Big data analysis requires both server computing power and storage, but big data storage is clearly the dominant hardware cost. While Hadoop does an excellent job of reallocating analytics processing across multiple servers, the need to provide data storage that offers high availability and scalability is always a challenge, and that challenge can grow with the number of terabytes or petabytes of data you are trying to analyze.
Using big data storage strategies is clearly more efficient than conventional data warehousing. In one cost analysis of the total cost of data (TCOD) for big data versus a data warehouse over five years, big data costs less than one-third of the cost of a data warehouse to handle 500 TB of stored data – the system cost is $9.5 million for big data because Hadoop data distribution is more efficient, where the same storage costs $30 million for the data warehouse. Hadoop lowers the cost of the hardware requirements, making storage the greatest hardware overhead.

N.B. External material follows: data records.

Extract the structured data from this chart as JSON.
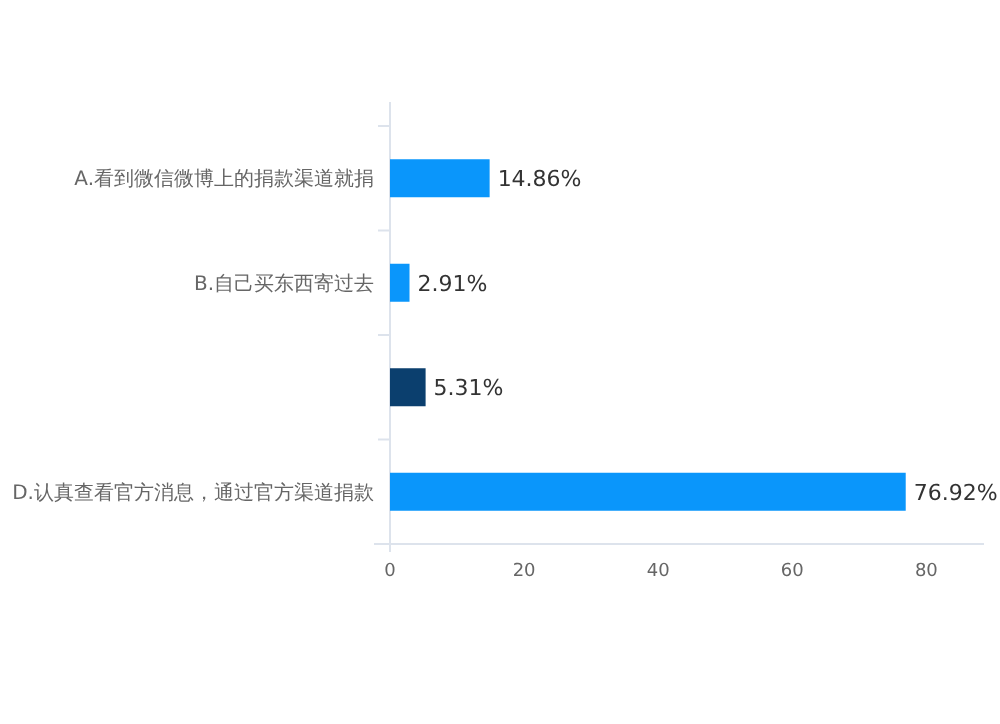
{
  "chart_data": {
    "type": "bar",
    "orientation": "horizontal",
    "categories": [
      "A.看到微信微博上的捐款渠道就捐",
      "B.自己买东西寄过去",
      null,
      "D.认真查看官方消息，通过官方渠道捐款"
    ],
    "values": [
      14.86,
      2.91,
      5.31,
      76.92
    ],
    "colors": [
      "#0a96fb",
      "#0a96fb",
      "#0b3f6e",
      "#0a96fb"
    ],
    "value_labels": [
      "14.86%",
      "2.91%",
      "5.31%",
      "76.92%"
    ],
    "xlim": [
      0,
      88
    ],
    "xticks": [
      0,
      20,
      40,
      60,
      80
    ]
  }
}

Most big data architects start with a single array of clustered Networked Attached Storage (NAS). As their bog data needs grow they add more arrays. The problem with this strategy is that it’s not sustainable; at some point the cost and requirements to manage such a NAS infrastructure become unwieldy. You need a different strategy.
So what specifications do you look for in big data storage? Here are eight considerations for your checklist:
- Scalability – Trying to anticipate big data storage requirements is virtually impossible. You would have to calculate the data needed to run applications and predictive models for each big data category, including future demands. However, there is probably one primary application that is driving most of the company revenue and is the focal point for your big data initiative. Use that application to gauge your initial storage requirements. As your needs grow you can buy more disk space or you can add cloud storage. Whatever strategy you choose, you have to make sure storage scalability has minimal impact on data throughput and administration overhead.
- High data availability – In order to have value, data has to be readily accessible. However, as you start to archive more data, managing availability becomes more challenging. Traditional policy engines spread new data across RAID architectures, but RAID becomes less viable as storage demands grow. A better approach is to consider is “wide area storage” where data is represented by objects and the objects are dispersed across multiple storage nodes.
- Support tiered storage – A big data storage architecture needs to be able to prioritize data, keeping some data available for analytics and archiving data you don’t need right away. Most big data storage systems have a storage hierarchy to prioritize flash memory, disk, tape storage, and other media.
- Self-managing – Most enterprise storage systems are used by multiple applications and users, so the data storage system has to be able to tier data across media types so as not to conflict with applications storage. You need to be able to program and automate big data movement, including how long data is kept before being stored on slower media. For example, if older data is accessed from the same tape archive multiple times in a week the system should move the data to disk for faster access.
- Wide accessibility – Stored content needs to be available throughout the organization. Distributing data geographically so it’s closer to remote users has become increasingly important for performance, which is why big data architects are adopting more cloud storage.
- Supports both analytics and content applications – Data is seldom dedicated to a single task such as big data analytics. Unstructured files like as web logs or financial data may be needed in user applications as well as big data analytics. Big data storage needs to be able to accommodate both analytics and applications in a single shared architecture.
- Self-healing – A well-architected big data storage system can automatically work around component failures so users see no disruption in service.
- Supports various cloud configurations – Installing sufficient data storage on site for most big data applications isn’t practical, so whatever big data storage architecture you create needs to be able to accommodate public, private, and hybrid cloud environments from the outset.
These basic big data storage considerations should give you a place to start. There are many other storage challenges you may have to deal with depending on the environment and applications. The important thing to remember is that big data requires high availability, i.e. enough bandwidth to transfer large files, and the scalability to support multiple files at once as the file count increases. So where do you see the greatest reseller revenue opportunity from big data storage?